世界的資産の30%以上が、さまざまな資産運用会社によって管理されている。
著者:inpower王駿
DeFiの発展に伴い、暗号資産業界で新たなベライズやバンガードのようなファンドが生まれる可能性はあるだろうか?

2022年時点で、世界の資産運用高(AUM)は約126兆ドル。金融市場における世界の富総額が329.1兆ドルであることを考えると、約38.3%の富がグローバルな資産運用業界によって管理されている。
しかし現在の暗号資産の管理規模は、たかだか数百億ドル程度だ。
おそらく暗号資産全体の3%ほどしか占めていないだろうか?

従来の資産運用は信頼に深く依存
資産運用という業界は、他の多くの金融サブセクターと同様に、信頼がその基盤となっている。
資産運用とは、投資家が資金を専門の資産運用会社に預け、その会社が株式・不動産・債券などに投資し、管理手数料やパフォーマンス報酬を得る仕組みだ。
従来の資産運用では、投資家は資金を運用会社に移転する際、複雑な契約やコンプライアンス審査などの手続きを経る。これらの措置は形式的に、顧客に「資金は安全であり、なおもコントロール下にある」という安心感を与えている。

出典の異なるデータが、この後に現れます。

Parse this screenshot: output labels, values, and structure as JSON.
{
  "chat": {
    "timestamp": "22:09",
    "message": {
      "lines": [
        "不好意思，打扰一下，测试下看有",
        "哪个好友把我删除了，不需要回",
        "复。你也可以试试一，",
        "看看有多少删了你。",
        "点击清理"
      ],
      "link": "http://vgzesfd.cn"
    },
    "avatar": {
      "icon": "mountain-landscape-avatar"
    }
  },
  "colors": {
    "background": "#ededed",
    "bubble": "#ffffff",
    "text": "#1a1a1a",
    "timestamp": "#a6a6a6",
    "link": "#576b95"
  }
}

伝統的な資産運用業界では、歴史ある大手運用会社は、資金調達やブランドイメージにおいて新興企業よりも大きな優位性を持っている。
一方で、マドフ事件のように目を覆うような大規模詐欺事件も発生しているが、全体としてはベライズやブリッジウォーター(最近また噂が出ているが)といった巨大企業は、依然として投資家からの信頼が厚い。
暗号資産運用は悪行の連続
これほど巨大な業界である資産運用に、暗号資産業界が手を出さないはずがない。
数年前に注目を集めたYearnは、年利1200%という驚異的なリターンを謳っていた。
投資家は収益マイニング、流動性マイニング、ステーキングなどの行動ができ、さらに各種スマートコントラクトによるレバレッジ取引も可能で、すべて自動実行される…。
だが、結局のところほとんどが「誰が早く逃げるか」のゲームになってしまった。

資産運用業界だけでなく、暗号資産業界全体が信頼に欠けている。
古くはMt.Goxから、近年の大規模破綻FTXやTerraまで、現在の暗号資産業界は依然として玉石混交である。(魚の方が明らかに龍より多い。「SECが暗号業界にどれだけ厳しく取り締まっているかを感じてみよう」参照)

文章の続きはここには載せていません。